Preservation and legacy etc

Manifestly they can be. It may be illegal, but that’s different. Jason Scott has been posting scads of old commercial games to Archive.org; if your goal is “for everyone to go in and experience” those games, he’s succeeded wildly.

Some authors do exactly that.

Hmmmm… I happen to agree that, in general, it’s best for someone to be able to remove something he’s no longer proud of… but that’s not the way anything works, is it? Once it’s released, it’s released. Once it’s done, it’s done. It’s that way in every artform, every production. Like it or not, once someone releases something… they release it. It’s done. It’s in the whole big wide world, it’s out there.

There are very few things in life one can go back and erase…

True… well, for my part, I have scores of them. They’re not part of my online collection, but should the day come, or should they be required, I have them. I’d be glad to give something back to the community (seeing as I definitely won’t be making games!)

When these discussions about preservation come up, I always feel obliged to mention how I feel like it’d be nice if the IF Archive (or a similar resource) kept earlier revisions of games, too, as these become more and more historically interesting as time goes on. I’m not familiar with all of its releases, but I can imagine people being curious about the differences between every version of Curses… and even small games can have interesting changes from version to version.

The thing is, even if the IF Archive had an option to store old versions when uploading new ones, I don’t know how many authors would use it so it’s obviously a complicated issue.

I would imagine, and suggest, that as far as the archive goes maybe just the most updated version is necessary, because that’s the one the author finally intended to be played, and an extensive changelog - complete with spoilers, and fair warning of it too - to illustrate all those differences.

More work for the author, though, I’m afraid, and it’s hard to tell, when you start revising your game, whether it’s going to be so important - so played - so fondly looked back on - that anyone is ever going to be interested in that extensive a changelog. Right now we find it fascinating to see how Curses evolved - back then Nelson was interested only in bettering and bettering his game.

(I am not aware whether the Curses example is a good one; Nelson seems the sort of author who would indeed document changes extensively. But it suffices for this conversation. We could look at The Mulldoon Legacy for another example, I suppose)

Isn’t this what was done with the Infocom games? I think there’s a site somewhere detailling all changes between versions. Or is it just some bug-fixes?

I’ve thought that too. It wouldn’t be a change to the uploading process; just a policy change to keep the old version somewhere. (The annoying part is figuring out where.)

But it’s one of those things that feels not really worthwhile if we didn’t start ten years ago.

Hm, well, with Dropbox, I certainly want to keep the revisions I have & that makes it easy to do personally–just provide an IFDB link. And while revision logs can’t show everything, if you have an original version of a game, a list of logs, and a latest version, then someone can imagine: oh, this is how THIS works, and so forth.

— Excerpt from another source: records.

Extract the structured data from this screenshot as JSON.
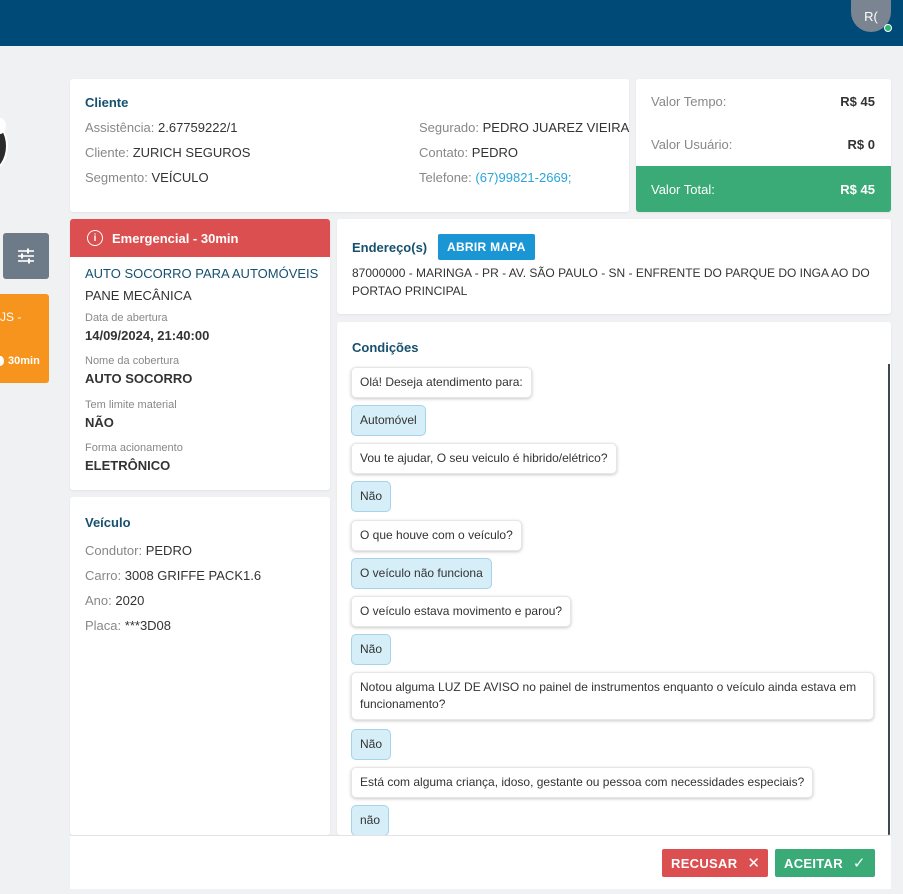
{
  "header": {
    "avatar_initials": "R("
  },
  "sidebar": {
    "orange_card_label": "JS -",
    "orange_card_timer": "30min",
    "filter_icon": "sliders-icon"
  },
  "client": {
    "title": "Cliente",
    "assistencia_label": "Assistência:",
    "assistencia_value": "2.67759222/1",
    "cliente_label": "Cliente:",
    "cliente_value": "ZURICH SEGUROS",
    "segmento_label": "Segmento:",
    "segmento_value": "VEÍCULO",
    "segurado_label": "Segurado:",
    "segurado_value": "PEDRO JUAREZ VIEIRA",
    "contato_label": "Contato:",
    "contato_value": "PEDRO",
    "telefone_label": "Telefone:",
    "telefone_value": "(67)99821-2669;"
  },
  "values": {
    "tempo_label": "Valor Tempo:",
    "tempo_value": "R$ 45",
    "usuario_label": "Valor Usuário:",
    "usuario_value": "R$ 0",
    "total_label": "Valor Total:",
    "total_value": "R$ 45"
  },
  "service": {
    "emergency_label": "Emergencial - 30min",
    "title": "AUTO SOCORRO PARA AUTOMÓVEIS",
    "subtitle": "PANE MECÂNICA",
    "data_abertura_label": "Data de abertura",
    "data_abertura_value": "14/09/2024, 21:40:00",
    "cobertura_label": "Nome da cobertura",
    "cobertura_value": "AUTO SOCORRO",
    "limite_label": "Tem limite material",
    "limite_value": "NÃO",
    "acionamento_label": "Forma acionamento",
    "acionamento_value": "ELETRÔNICO"
  },
  "vehicle": {
    "title": "Veículo",
    "condutor_label": "Condutor:",
    "condutor_value": "PEDRO",
    "carro_label": "Carro:",
    "carro_value": "3008 GRIFFE PACK1.6",
    "ano_label": "Ano:",
    "ano_value": "2020",
    "placa_label": "Placa:",
    "placa_value": "***3D08"
  },
  "address": {
    "title": "Endereço(s)",
    "map_button": "ABRIR MAPA",
    "text": "87000000 - MARINGA - PR - AV. SÃO PAULO - SN - ENFRENTE DO PARQUE DO INGA AO DO PORTAO PRINCIPAL"
  },
  "conditions": {
    "title": "Condições",
    "items": [
      {
        "type": "q",
        "text": "Olá! Deseja atendimento para:"
      },
      {
        "type": "a",
        "text": "Automóvel"
      },
      {
        "type": "q",
        "text": "Vou te ajudar, O seu veiculo é hibrido/elétrico?"
      },
      {
        "type": "a",
        "text": "Não"
      },
      {
        "type": "q",
        "text": "O que houve com o veículo?"
      },
      {
        "type": "a",
        "text": "O veículo não funciona"
      },
      {
        "type": "q",
        "text": "O veículo estava movimento e parou?"
      },
      {
        "type": "a",
        "text": "Não"
      },
      {
        "type": "q",
        "text": "Notou alguma LUZ DE AVISO no painel de instrumentos enquanto o veículo ainda estava em funcionamento?"
      },
      {
        "type": "a",
        "text": "Não"
      },
      {
        "type": "q",
        "text": "Está com alguma criança, idoso, gestante ou pessoa com necessidades especiais?"
      },
      {
        "type": "a",
        "text": "não"
      }
    ]
  },
  "footer": {
    "refuse_label": "RECUSAR",
    "accept_label": "ACEITAR"
  },
  "colors": {
    "topbar": "#004a77",
    "emergency": "#dc4f50",
    "total": "#3aaa77",
    "accent": "#1b96d5",
    "warning": "#f7941d"
  }
}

I’ve tried to keep pretty accurate revision logs as well as old walkthroughs, just so people see how things get more sensible and less buggy. It’s fun to look back on what I did. But I don’t know if anyone would have the patience to go through my game, or find it worthwhile!

So I think the historical interest is interesting, but perhaps it can only go so far, so yeah, it may not be worth the effort on ifarchive’s end. I’m not sure if there is IFComp original comp and November 15 versions on the archive, even. But it might be a good place to start, if anyone wanted to.

When a person pours a part of themselves into a work, especially an expressive work of literature or art, and somehow all copies of it are destroyed, it is a sort of tragedy. There’s a part of them there, a part of something they gave birth to, that is gone forever. Like a disappearing god who, when he is forgotten, fades away forever.

Agreed. Preservation is one of the reasons I think people should provide source code of their works under a license that allows for redistribution, modification, etc.

Whether a work is “commercial” in nature doesn’t actually matter to the question of “is it covered by copyright?” Thanks to things like the Berne Convention (which most countries of the world have signed on to), things are placed under copyright automatically just by virtue of having been made, regardless of what the author’s intention is.

By not otherwise declaring anything in particular about what people can or cannot do, works go under the default of “All Rights Reserved”, which disallows all of the things I mentioned (which is what most works seem to fall under, in my experience.)

Why the legal permission to do those things? Copying and redistribution because backups are important. Also so that an archive can be legally created (look at some of the legal challenges that the Internet Archive has experienced and you’ll see why.) With the our current so-called “permission culture” it’s far safer to be able to point to something and say that you have permission to be doing it. Finally, modification because you never know about the future - The game may need porting to a new or different development systems, etc. Such efforts are much easier when the source code is available along with with the permission to make derivative works, which a port to a newer or different development system would assuredly be.

Hopefully all of this helps to show that a policy of letting people legally modify and redistribute works helps to move toward good public policy.